Toby wasn’t moving. He wasn’t doing breathing movements, and he had one singular hiccup. He scored a total of 2, which were for good fluid levels. Becky, the nurse practitioner who was running the test said that was it Toby was waving his white flag and it was time to go. We went from normal hangout stay to emergency c-section in just a matter of hours.
As soon as Becky called it, 15 different people started running in and out of the room doing stuff. Nurses I had never even seen before. Some from the NICU, some from the surgical side, heck some of them could have come from a different hospital for all I know. Josh got on the phone and started calling everyone while I signed my life away on 1,000 pieces of paper.

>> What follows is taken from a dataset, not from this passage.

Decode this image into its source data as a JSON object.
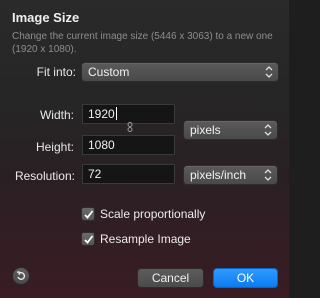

I really needed to get up and go to the bathroom, but they wouldn’t let me. Becky kept saying I would get a catheter. I still don’t understand why they wouldn’t let me up. I hadn’t had a spinal yet, and we were just camped out in my room. One of the nurses came in and did a marvelous job of giving me an IV. And by marvelous, I mean, I wasn’t ready and it hurt like a ______________ (insert favorite word).
We started rolling to the OR, but our photographer wasn’t here yet. I was beyond worried that she wouldn’t make it in time and would miss everything. Josh was decked out in blue scrubs complemented by his cowboy boots. Earlier in the day, I had asked him if he brought his comfy shoes, because, “what if?” He laughed at me then, but I was the one laughing now. He looked, in a word, ridiculous. Thankfully they gave him tall foot things to cover up the boots, so his fashion faux pas wasn’t apparent to everyone.
Josh wasn’t allowed in while they did the spinal block- so he waited for the photographer while I sat hunched over leaning on one of the nurses. I’m pretty sure she said to lean on her (at least that’s what I can remember) so I did. I had my head plunked square in the middle of her chest while she rubbed my arms and kept me from tensing up. Josh said it was very cute- but no one got a picture of it. I don’t know if she wanted me plunked on her boobs, but hey, there I was. She was super sweet about it regardless.
Not too long after that I was numb and laying mostly naked for the whole world to see. (Awkward!) I told the anesthesiologist that if I had any dignity, it sure as hell was gone now. He just laughed. I didn’t see what was so funny.
Josh and the photographer came in- they started, and in about 10 minuets they had him out. Of course, I couldn’t see anything, but I’m pretty sure if I could I would have had a heart attack and died. Josh watched and amazingly didn’t pass out. He deserves an award.
The biggest surprise of the night (besides the emergency c-section) was the knot in Toby’s cord. Every person in the room was shocked – and everyone had to come see it. Toby had a true knot (in his case a figure-eight knot, something you use for sailing or rock climbing). No one is sure how he did it. One thing is for absolute certain, however. The knot was so bad that Toby would not have done very well for very long. We were VERY lucky that we had been tossed into the hospital for monitoring. Otherwise, we would have never known there was a problem, and by the time the next check came, he might have been gone. It’s crazy to think about.
The knot wasn’t what caused Toby’s IUGR, that much we know. The placenta was in very bad shape and we’re still waiting on pathology reports to come back. All we know is this: We have been beyond blessed. If we had luck, we’ve cashed it in. It has been a crazy ride, having to come back from Hungary, plan for every eventuality (yes, looking at funeral plots, too) and now living in the NICU.
We have been blessed to have friends and family by our side (near and far) every step of the way. I don’t know how we would have done it without them. We love you all, and are forever in debt to you!